Le premier mois de la nouvelle vie de Jean s’écoula ainsi dans Alsheim. Alors le printemps naquit. M. Joseph Oberlé attendit deux jours encore, puis, voyant que les bourgeons de ses bouleaux éclataient au soleil, il dit à son fils, le troisième jour :

– Tu es assez bon apprenti pour faire seul à présent la visite de nos chantiers dans les Vosges. Tu vas te mettre en route. J’ai fait cette année des achats exceptionnels, j’ai des coupes jusqu’à la Schlucht, et les visiter, ce sera pour toi voir ou revoir presque toutes les Vosges. Je ne te donne pas d’autre instruction que celle de bien observer, et de me rédiger un rapport où tu noteras tes observations sur chacune de nos coupes de bois.

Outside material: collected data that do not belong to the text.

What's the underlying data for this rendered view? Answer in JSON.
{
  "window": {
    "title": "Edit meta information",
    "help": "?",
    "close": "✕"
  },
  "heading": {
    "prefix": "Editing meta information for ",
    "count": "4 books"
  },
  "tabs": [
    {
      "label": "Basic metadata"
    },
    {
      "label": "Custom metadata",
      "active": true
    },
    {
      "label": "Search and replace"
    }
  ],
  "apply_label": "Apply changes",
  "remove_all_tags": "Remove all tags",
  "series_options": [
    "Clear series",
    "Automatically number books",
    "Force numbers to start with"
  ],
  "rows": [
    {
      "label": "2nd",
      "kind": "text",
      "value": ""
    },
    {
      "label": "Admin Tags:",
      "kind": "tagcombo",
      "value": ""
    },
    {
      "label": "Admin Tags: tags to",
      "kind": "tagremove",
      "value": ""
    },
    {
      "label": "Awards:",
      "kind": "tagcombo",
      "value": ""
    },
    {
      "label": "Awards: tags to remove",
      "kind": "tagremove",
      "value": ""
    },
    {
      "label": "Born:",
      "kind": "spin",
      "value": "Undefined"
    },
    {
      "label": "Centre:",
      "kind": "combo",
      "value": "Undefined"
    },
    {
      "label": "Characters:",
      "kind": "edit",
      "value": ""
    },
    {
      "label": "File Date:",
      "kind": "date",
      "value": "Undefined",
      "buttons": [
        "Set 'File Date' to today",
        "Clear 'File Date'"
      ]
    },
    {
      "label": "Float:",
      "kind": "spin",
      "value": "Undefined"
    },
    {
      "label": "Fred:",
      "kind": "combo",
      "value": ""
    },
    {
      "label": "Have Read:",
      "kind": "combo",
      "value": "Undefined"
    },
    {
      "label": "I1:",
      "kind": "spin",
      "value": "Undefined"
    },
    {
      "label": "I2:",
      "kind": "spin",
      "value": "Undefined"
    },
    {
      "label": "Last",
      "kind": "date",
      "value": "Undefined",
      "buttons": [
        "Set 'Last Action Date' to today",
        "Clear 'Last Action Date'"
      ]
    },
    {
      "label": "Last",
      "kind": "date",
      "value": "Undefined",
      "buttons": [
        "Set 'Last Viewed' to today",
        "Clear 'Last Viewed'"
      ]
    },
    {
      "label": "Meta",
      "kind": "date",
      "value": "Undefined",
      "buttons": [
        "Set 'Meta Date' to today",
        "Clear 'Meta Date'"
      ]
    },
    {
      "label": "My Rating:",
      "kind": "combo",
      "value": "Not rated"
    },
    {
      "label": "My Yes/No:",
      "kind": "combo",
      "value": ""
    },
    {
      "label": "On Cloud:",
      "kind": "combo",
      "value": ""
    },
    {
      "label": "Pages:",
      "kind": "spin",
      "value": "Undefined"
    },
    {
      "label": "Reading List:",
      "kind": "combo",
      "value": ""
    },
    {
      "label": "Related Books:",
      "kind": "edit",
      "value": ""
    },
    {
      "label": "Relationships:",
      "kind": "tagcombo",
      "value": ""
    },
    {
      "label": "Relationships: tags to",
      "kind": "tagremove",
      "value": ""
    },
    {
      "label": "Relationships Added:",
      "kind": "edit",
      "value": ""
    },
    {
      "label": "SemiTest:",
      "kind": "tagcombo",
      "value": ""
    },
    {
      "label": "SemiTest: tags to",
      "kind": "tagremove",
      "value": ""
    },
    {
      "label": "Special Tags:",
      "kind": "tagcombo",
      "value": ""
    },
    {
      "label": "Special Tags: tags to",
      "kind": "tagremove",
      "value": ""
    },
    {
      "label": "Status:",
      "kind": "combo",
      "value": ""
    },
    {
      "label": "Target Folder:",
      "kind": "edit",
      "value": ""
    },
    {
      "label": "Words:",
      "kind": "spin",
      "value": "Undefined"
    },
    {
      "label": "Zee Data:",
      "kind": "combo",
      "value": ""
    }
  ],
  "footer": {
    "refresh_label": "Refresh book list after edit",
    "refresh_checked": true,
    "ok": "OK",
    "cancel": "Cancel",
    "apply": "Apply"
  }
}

– Quand pourrai-je partir ?

– Demain, si tu veux : l’hiver est fini.

M. Oberlé disait cela avec l’assurance d’un homme qui a eu besoin de savoir le temps, comme un paysan, et qui le connaît. Il avait, avant de parler, fait dresser une liste des coupes de bois achetées par la maison, soit à l’État allemand, soit aux communes, soit aux particuliers, avec des indications détaillées sur la situation qu’elles occupaient dans la montagne, et il remit cette liste à Jean. Il y avait une douzaine de coupes, réparties sur toute la longueur des Vosges, depuis la vallée de la Bruche, au nord, jusqu’à la Schlucht.

Dès le lendemain, Jean mit dans un sac un peu de linge et des souliers de rechange, et, sans avertir personne de son intention, courut à la montagne, et monta jusqu’au logis de Heidenbruch.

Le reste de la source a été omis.